Possibly, of course, the underground is to be commended for keeping a cool head when all around are losing theirs. It seems unlikely, but anything's possible. When you consider all the absurd things that have been done in the name of the war against terrorism, we should probably be grateful for its reticence.

It is also possible that the management are doing lots of things, just not telling their staff about them. I hear from an unlikely source that the underground is trying out a special new CCTV system that can automatically identify suspicious-looking people and alert control room staff. Quite how it can tell a person loitering suspiciously from a person waiting for a train is not immediately obvious, nor exactly what measures are going to be put in place when you see the suspect. No supervisor is going to approach a potential suicide bomber or chemical attacker and the police are going to tire very quickly of being called out every time one of these machines bleeps. No doubt there are very good answers to these questions, but as no one is telling me anything, I don't know them.

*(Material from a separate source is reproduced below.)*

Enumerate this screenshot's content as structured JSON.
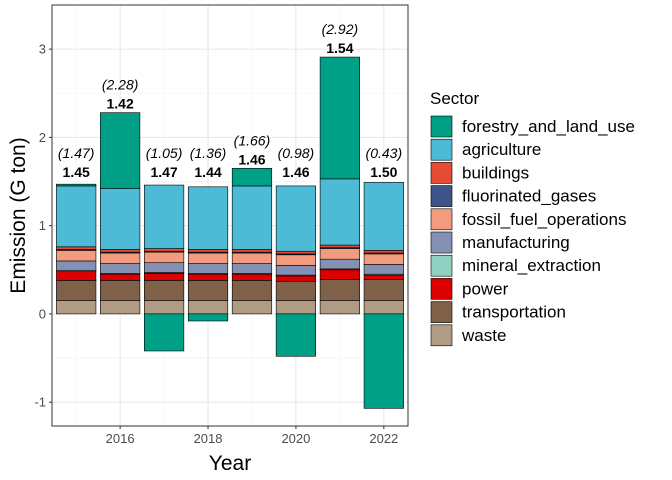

Even the House of Commons science and technology select committee doesn't know a great deal more than I do. In its report, "A scientific response to terrorism," it says that it was not told what the underground was doing because it would undermine national security. The response it did get apparently suggests that the bulk of the preparation is done by the British Transport Police (BTP). Anybody with experience of the BTP will not find this particularly comforting. Understaffed and underfunded, their response times on day-to-day problems can be shockingly poor. They have only one 24-hour station and less than 500 full-time officers serving the whole London area. Spending most of their time chasing vandals and arresting fare-dodgers, they are widely seen as a consolation prize for those who failed to get into the Met.

The underground's official literature suggests that as Londoners have lived with the threat of terrorism for 30 years, we are already well trained in spotting unattended bags and evacuating stations. There is some truth in this and while the threat from al Qaeda may be of a greater order than that of the IRA, it is still much the same problem. At every station, in principle, at least half the staff must have taken part in an evacuation drill in the last six months. Drills are usually done at times least inconvenient for passengers, like Sunday morning. The line controllers are notoriously unhappy about having drills in the rush hour when they would be most useful for training purposes. Supervisors are told that if they want to do a rush hour drill they should tell the controller that it's a real evacuation to stop him getting arsey.

As for real evacuations, they seem to happen less and less. I haven't done one for many years, except for clearing a station after a suicide which doesn't have quite the same emergency zing to it.

For all the hype and fear, one good thing about the underground is that nobody can fly planes into it. And in any case, all this talk about dirty bombs and gas attacks is a bit wide of the mark. If a terrorist really wants to cause chaos in central London, bring the underground to a grinding halt and return the city to its medieval past, all they have to do is make it snow.